Figure 9. Gene expression plots for assigning cell types to clusters
Clusters on a dot plot (A) are grouped together based on the similarities of the expression levels of genes of interest. On the feature plots (B) cells are highlighted correspondingly to the normalized expression levels of each of the genes of interest. Violin plots (C) show gene expression for genes of interest in each cluster.
- Clustering results loaded in UCSC Cell Browser allow to interactively explore identified clusters (Figure 10A), highlight cells belonging to various samples and conditions (Figure 10B), explore the main QC metrics (Figure 10C), show expression of genes of interest, and export barcodes of selected cells (Figure 10D) for further analyses.
Figure 10. Clustering results visualized in UCSC Cell Browser (next page)
Depending on the option selected on the Annotation tab, UCSC Cell Browser highlights identified clusters (A), groups datasets by specified condition (B), colors cells based on the expression of genes of interest (C), and generates a barcodes list for a selected group of cells (D).
- On the Putative gene markers tab (Figure 11A) an interactive table includes gene markers for each cluster. The column names correspond to the output of FindAllMarkers function Seurat 4.0.3 R package. On the Files tab (Figure 11B) the list of all generated files is available for download. Among these files the seurat_clst_data_rds.rds (Figure 11C) includes Seurat clustering data in a format compatible with RStudio.
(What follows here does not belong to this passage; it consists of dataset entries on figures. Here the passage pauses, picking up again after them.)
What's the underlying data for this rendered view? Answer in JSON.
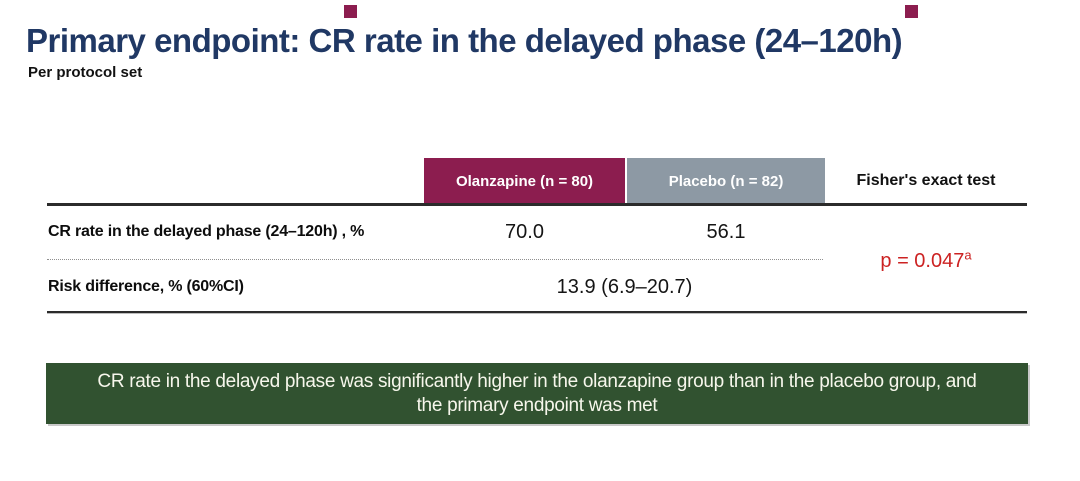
{
  "slide": {
    "title": "Primary endpoint: CR rate in the delayed phase (24–120h)",
    "subtitle": "Per protocol set"
  },
  "table": {
    "columns": [
      {
        "label": "Olanzapine (n = 80)",
        "bg": "#8c1d4f"
      },
      {
        "label": "Placebo (n = 82)",
        "bg": "#8d99a4"
      },
      {
        "label": "Fisher's exact test",
        "bg": "none"
      }
    ],
    "rows": [
      {
        "label": "CR rate in the delayed phase (24–120h) , %",
        "olanzapine": "70.0",
        "placebo": "56.1"
      },
      {
        "label": "Risk difference, % (60%CI)",
        "combined": "13.9 (6.9–20.7)"
      }
    ],
    "p_value": {
      "text": "p = 0.047",
      "superscript": "a",
      "color": "#cc2222"
    }
  },
  "banner": {
    "text": "CR rate in the delayed phase was significantly higher in the olanzapine group than in the placebo group, and the primary endpoint was met",
    "bg": "#315230"
  },
  "colors": {
    "title_navy": "#203864",
    "olanzapine_maroon": "#8c1d4f",
    "placebo_gray": "#8d99a4",
    "p_value_red": "#cc2222",
    "banner_green": "#315230"
  }
}
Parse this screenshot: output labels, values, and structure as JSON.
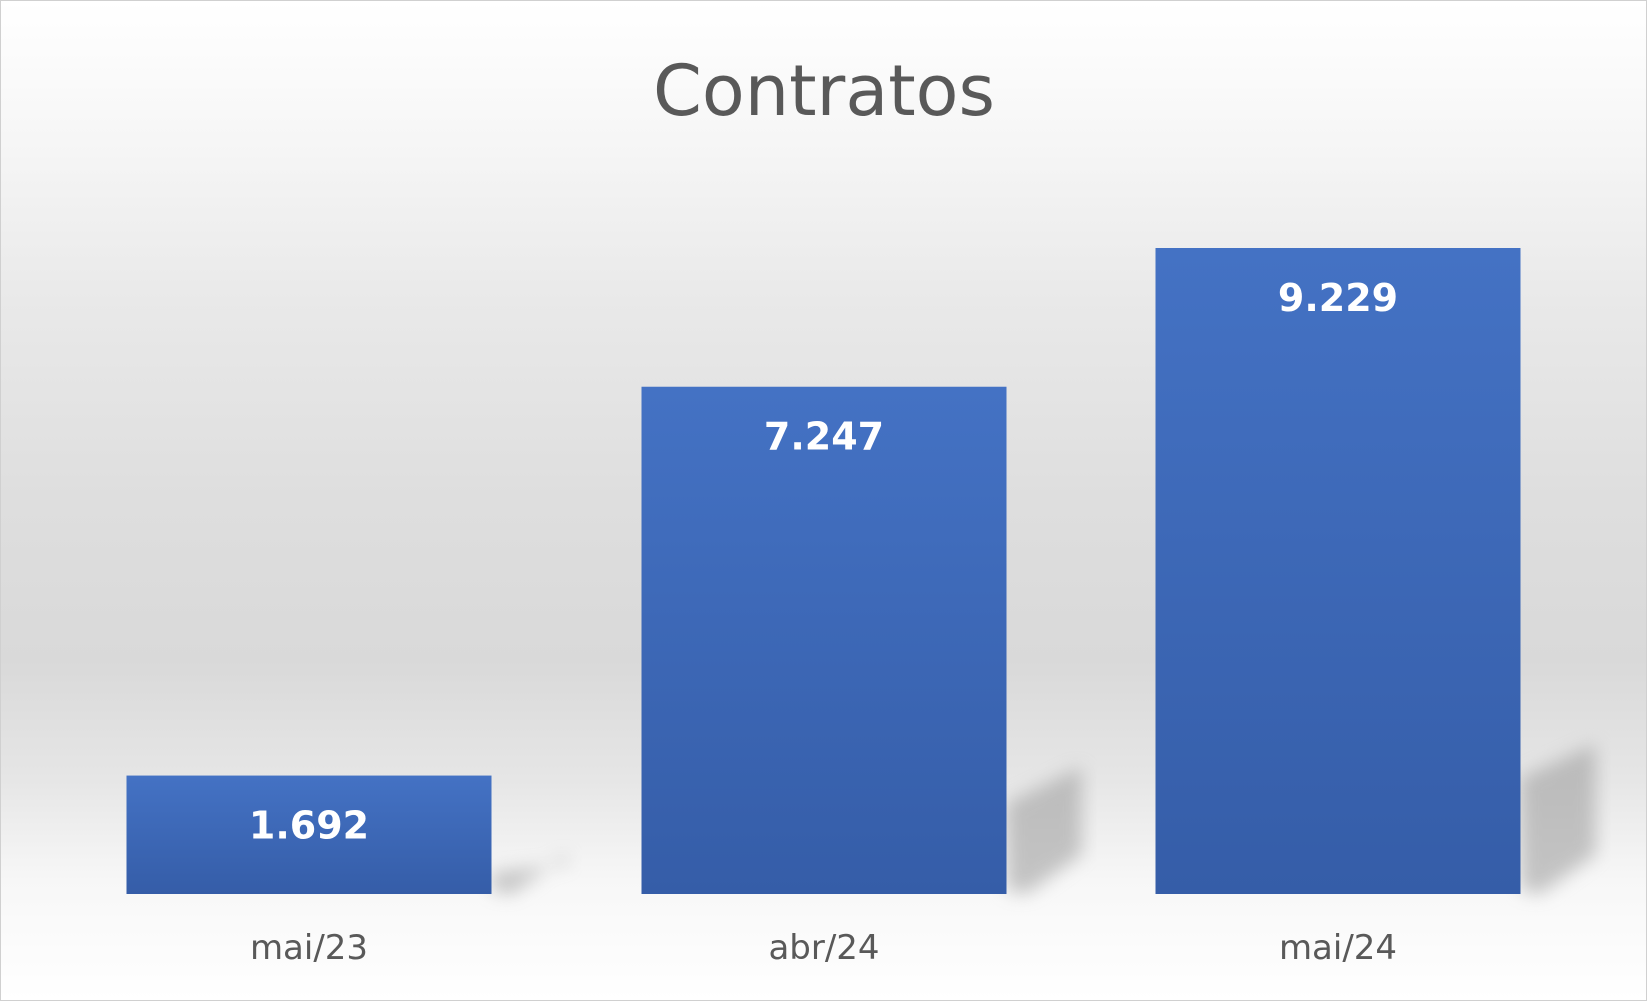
{
  "chart_data": {
    "type": "bar",
    "title": "Contratos",
    "categories": [
      "mai/23",
      "abr/24",
      "mai/24"
    ],
    "values": [
      1692,
      7247,
      9229
    ],
    "value_labels": [
      "1.692",
      "7.247",
      "9.229"
    ],
    "xlabel": "",
    "ylabel": "",
    "ylim": [
      0,
      9229
    ],
    "grid": false,
    "legend": "none",
    "colors": {
      "bar_top": "#4472C4",
      "bar_bottom": "#355DA8",
      "title": "#595959",
      "tick_label": "#595959",
      "data_label": "#FFFFFF"
    }
  }
}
Figure 11. Gene markers identification and direct download of workflow execution results
In the gene markers table, the values in avg_log2FC column are calculated as a log2 fold change difference between the average gene expression in the current cluster compared to all other clusters combined. The pct.1 and pct.2 columns show the percentage of cells with the specific gene expressed in the current cluster and all other clusters combined. This table can be used to identify gene markers of interest and assign cell types.